После приветствия Гитлер сказал дружески, но серьезно:
— От товарища по партии Гесса я знаю, почему вы хотите поговорить со мной. Могу вас заверить, что ваши опасения беспочвенны, на этот раз не будет никаких трудностей.
— Это не всё, мой фюрер. Боюсь, я вообще не возьмусь снимать этот фильм.
Гитлер спросил:
— Почему же?
— Я далека от всего этого — не могу даже отличить СА от СС.
— Вот и хорошо, вы увидите только самое важное. Мне не хочется скучного фильма о партийном съезде, никаких хроникальных съемок. Я желаю, чтобы это был художественный кинодокумент. «Голубым светом» вы доказали, что сможете сделать многое.
Я прервала Гитлера:
— «Голубой свет» — не документальный фильм. Откуда мне знать, что в политическом смысле важно, а что не слишком, что нужно показать, что необязательно? Если я по незнанию не покажу ту или иную личность, то наживу себе много врагов.
Фюрер внимательно меня выслушал, затем с улыбкой, но уверенно возразил:
— Вы слишком чувствительны. Сопротивление этим съемкам существует лишь в вашем воображении. Ни о чем не беспокойтесь и не заставляйте себя столько упрашивать, ведь от вас требуется подарить мне всего лишь шесть дней.
— Не шесть дней, — прервала я Гитлера, — а месяцы, так как основная работа над фильмом начинается в монтажной. Но независимо от времени, — продолжала я умоляюще, — я никогда не решусь взять на себя ответственность за такую работу.
— Фройляйн Рифеншталь, вы должны больше верить в свои силы. Вы можете справиться и справитесь с этой работой.
Это прозвучало почти как приказ.
Стало понятно, что мне не удастся сломить сопротивление Гитлера, тогда я решила, по крайней мере, добиться выгодных условий работы.
— Будет ли у меня полная свобода действий, или доктор Геббельс и его люди будут давать мне указания? — задала я вопрос фюреру.
— Исключено, партия не будет оказывать никакого влияния на вашу работу, я обсудил это с Геббельсом.

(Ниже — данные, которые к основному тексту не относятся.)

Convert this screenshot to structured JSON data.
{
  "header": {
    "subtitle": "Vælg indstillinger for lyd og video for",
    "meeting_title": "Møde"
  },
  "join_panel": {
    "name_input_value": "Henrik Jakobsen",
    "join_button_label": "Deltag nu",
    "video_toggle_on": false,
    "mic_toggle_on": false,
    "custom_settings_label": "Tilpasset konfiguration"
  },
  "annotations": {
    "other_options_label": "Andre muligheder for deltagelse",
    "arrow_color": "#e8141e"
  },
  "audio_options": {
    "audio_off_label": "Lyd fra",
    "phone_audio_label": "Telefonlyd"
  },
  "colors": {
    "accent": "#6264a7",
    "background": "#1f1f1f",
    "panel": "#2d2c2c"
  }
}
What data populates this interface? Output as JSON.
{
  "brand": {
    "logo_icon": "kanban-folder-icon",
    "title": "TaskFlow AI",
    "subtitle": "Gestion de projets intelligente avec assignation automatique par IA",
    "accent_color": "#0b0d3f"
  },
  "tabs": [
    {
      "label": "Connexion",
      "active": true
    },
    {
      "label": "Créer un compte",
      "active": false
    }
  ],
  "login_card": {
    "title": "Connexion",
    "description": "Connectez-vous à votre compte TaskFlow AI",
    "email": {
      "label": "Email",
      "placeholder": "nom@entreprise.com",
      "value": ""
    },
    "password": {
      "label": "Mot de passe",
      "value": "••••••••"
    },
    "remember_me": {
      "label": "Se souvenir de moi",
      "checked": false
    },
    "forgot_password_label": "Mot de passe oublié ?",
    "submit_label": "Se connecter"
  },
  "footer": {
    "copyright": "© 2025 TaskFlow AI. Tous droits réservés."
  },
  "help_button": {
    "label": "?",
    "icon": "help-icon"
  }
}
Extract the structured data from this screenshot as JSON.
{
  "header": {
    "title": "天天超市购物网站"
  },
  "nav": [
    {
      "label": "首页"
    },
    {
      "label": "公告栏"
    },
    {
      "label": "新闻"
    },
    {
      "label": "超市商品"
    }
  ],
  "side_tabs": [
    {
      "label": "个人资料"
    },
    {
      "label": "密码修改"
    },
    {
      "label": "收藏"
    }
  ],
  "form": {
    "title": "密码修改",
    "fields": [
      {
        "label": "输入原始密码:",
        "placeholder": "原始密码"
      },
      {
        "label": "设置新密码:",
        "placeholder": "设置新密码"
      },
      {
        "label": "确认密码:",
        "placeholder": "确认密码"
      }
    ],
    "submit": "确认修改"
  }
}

— В финансовом отношении тоже?
Гитлер на это заметил саркастически:
— Если бы партия должна была финансировать фильм, то деньги вы получили бы только после окончания съезда. Партийным инстанциям я дал указание оказывать всяческую помощь вам и вашим людям.
— Установят ли мне жесткие сроки, когда фильм должен быть готов?
— Нет, можете работать над ним год или несколько лет, вы не будете испытывать никакого давления в этом плане!
Раз уж мне все-таки пришлось согласиться, то и я решилась поставить условие:
— Смогу сделать этот фильм только в том случае, если по окончании работы мне не придется больше снимать заказных лент. Простите мне эту просьбу. Но я не представляю себе жизни, если буду вынуждена совсем отказаться от профессии актрисы.
Гитлер, явно довольный тем, что я в конце концов уступила, взял меня за обе руки и сказал:
— Благодарю вас, фройляйн Рифеншталь! Я сдержу слово. После фильма о Всегерманском съезде партии вы можете снимать такие картины, какие только вам заблагорассудится.
Решение было принято. Несмотря ни на что, я определенно испытала чувство облегчения. Мысль о том, что вскоре я буду совершенно свободной и смогу делать всё, что захочу, стала для меня огромным стимулом.
В моем распоряжении оставалось еще неполных две недели. За это время нужно было найти подходящих операторов — задача не из легких. Лучшие специалисты в этой области входили в штат киностудий или фирм, снимающих хронику. Но мне повезло: кроме проверенного и опытного главного оператора мне удалось пригласить молодого, одаренного Вальтера Френтца.[227] Оба они больше всего подходили для съемок этого документального фильма новой формации. В конечном счете мы все же собрали операторскую группу, причем каждый специалист привел своего ассистента. С Руттманом пришлось расстаться, сохранив, однако, дружеские отношения.